T.K. Ramkumar, a Chennai based advocate working on environmental issues, squarely blames the lack of adequate legal framework to address the effects of uncontrolled urbanisation. To begin with, wetland identification and mapping exercises are rarely done. Unused waterbodies are often neglected as they do not bring in any revenue for the state departments. Despite the fact that the Wetland Rules notified by the MoEF in 2010 bans the dumping of solid waste into waterbodies and restricts the conversion of wetlands, the same continues unhindered, not just in Chennai but in many cities across the country.
Chennai is not alone
Sushmita Sengupta from the Centre for Science and Environment maintains that Chennai is not alone in this. Past disregard for the environment has left cities across the country battling their own demons. Encroachment of water bodies continues unhindered in many of the country’s metropolitan cities including Bengaluru and Mumbai. Earlier this year, a panel set up by the Karnataka legislature confirmed that a majority of the lakes in Bengaluru have been encroached upon and the Bangalore Development Agency was one of the foremost culprits responsible for choking up close to a third of all lakes in the city’s urban and rural districts.
The city of Srinagar on the banks of the Jhelum and the Dal Lake has witnessed a six-fold increase in built up area between 1911 and 2014 with the wetlands reducing by almost half.
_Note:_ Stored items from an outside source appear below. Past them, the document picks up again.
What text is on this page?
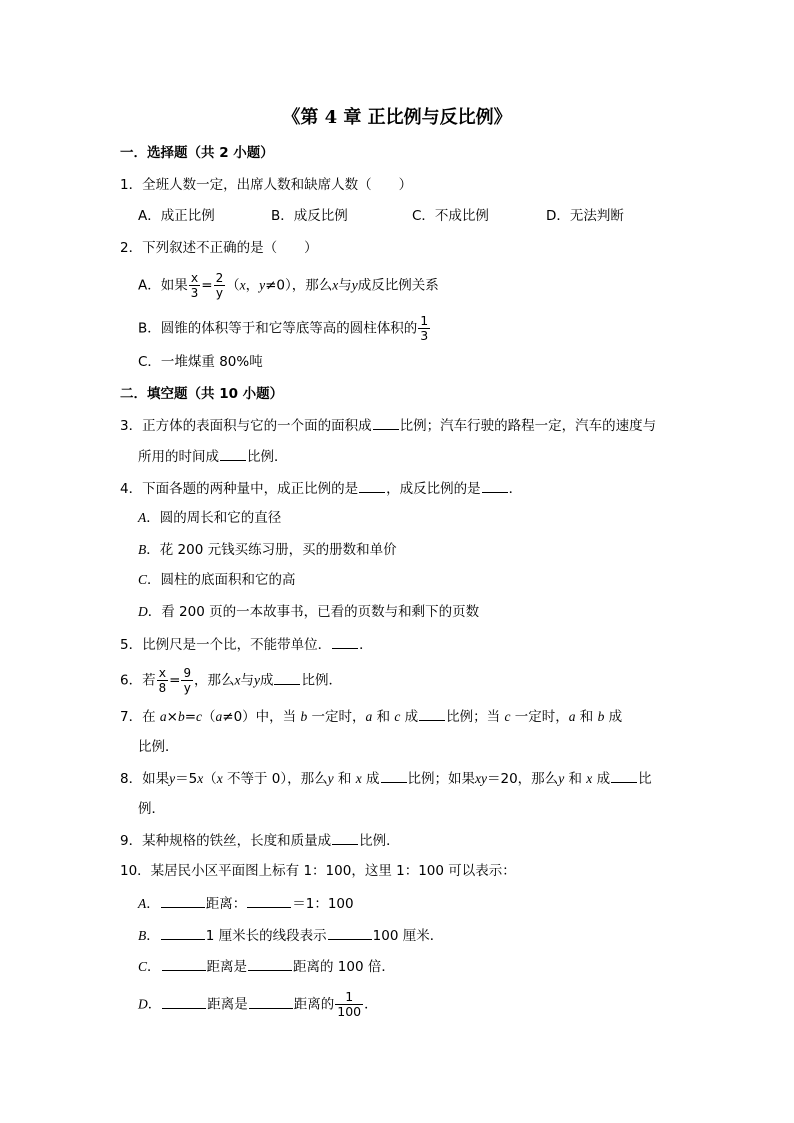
《第 4 章 正比例与反比例》
一．选择题（共 2 小题）
1．全班人数一定，出席人数和缺席人数（　　）
A．成正比例	B．成反比例	C．不成比例	D．无法判断
2．下列叙述不正确的是（　　）
A．如果 $\frac{x}{3} = \frac{2}{y} (x$，y≠0），那么x与y成反比例关系
B．圆锥的体积等于和它等底等高的圆柱体积的 $\frac{1}{3}$
C．一堆煤重 80%吨
二．填空题（共 10 小题）
3．正方体的表面积与它的一个面的面积成 比例；汽车行驶的路程一定，汽车的速度与
所用的时间成 比例．
4．下面各题的两种量中，成正比例的是 ，成反比例的是 ．
A．圆的周长和它的直径
B．花 200 元钱买练习册，买的册数和单价
C．圆柱的底面积和它的高
D．看 200 页的一本故事书，已看的页数与和剩下的页数
5．比例尺是一个比，不能带单位． ．
6．若 $\frac{x}{8} = \frac{9}{y}$ ，那么x与y成 比例．
7．在 a×b=c（a≠0）中，当 b 一定时，a 和 c 成 比例；当 c 一定时，a 和 b 成
比例．
8．如果y＝5x（x 不等于 0），那么y 和 x 成 比例；如果xy＝20，那么y 和 x 成 比
例．
9．某种规格的铁丝，长度和质量成 比例．
10．某居民小区平面图上标有 1：100，这里 1：100 可以表示：
A．	距离：	＝1：100
B．	1 厘米长的线段表示	100 厘米．
C．	距离是	距离的 100 倍．
D．	距离是	距离的 $\frac{1}{100}$ ．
Stone quarrying and solid waste dumping has left Guwahati’s Deepor Beel suffocated while the Hansora and Damol Beels have been wiped off the city’s map altogether. Illegal mining has turned Faridabad’s Bhadkal lake bone dry while unplanned tourism threatens to destroy the unique estuarine ecosystem of Kerala’s Ashtamudi backwaters.
Of community participation and informed discussions
The list of waterbodies in distress across the country is disturbingly long. In order to preserve what is left, citizens and the administration should put their heads together and chalk out a viable conservation plans. Dr T.V. Ramachandra of the Indian Institute of Science, Bengaluru, is right in saying that the lack of awareness about Common Property Resources and the absence of a sense of belonging constitutes the core of public disinterest in protecting what is rightfully theirs. “The government is corrupt because we do not take active interest”, he says.
The urban planning exercise should no longer be the exclusive bastion of parastatals. Community participation should be encouraged, if not made obligatory. Water supply and sewerage planning should take precedence and the necessary infrastructure should be put in place before development ensues. Carrying capacity surveys should be made mandatory to improve the planning process. With most of the metro cities delicately poised, it is of utmost importance that the district development plans are re-examined to ensure that they do not violate the hydrological cycle of the region and correct existing deficiencies.
‘All for Water for All’ collective, working to protect water bodies in the Pondicherry-Auroville-Villupuram-Cuddalore (PAVC) bioregion, has embarked on a journey to celebrate man’s connection with water through a series of events involving local school children and villagers. Discussions in a worskhop hosted by the Collective in association with the Centre for Science and Environment on 'The state of waterbodies in South India' forms the basis of this article.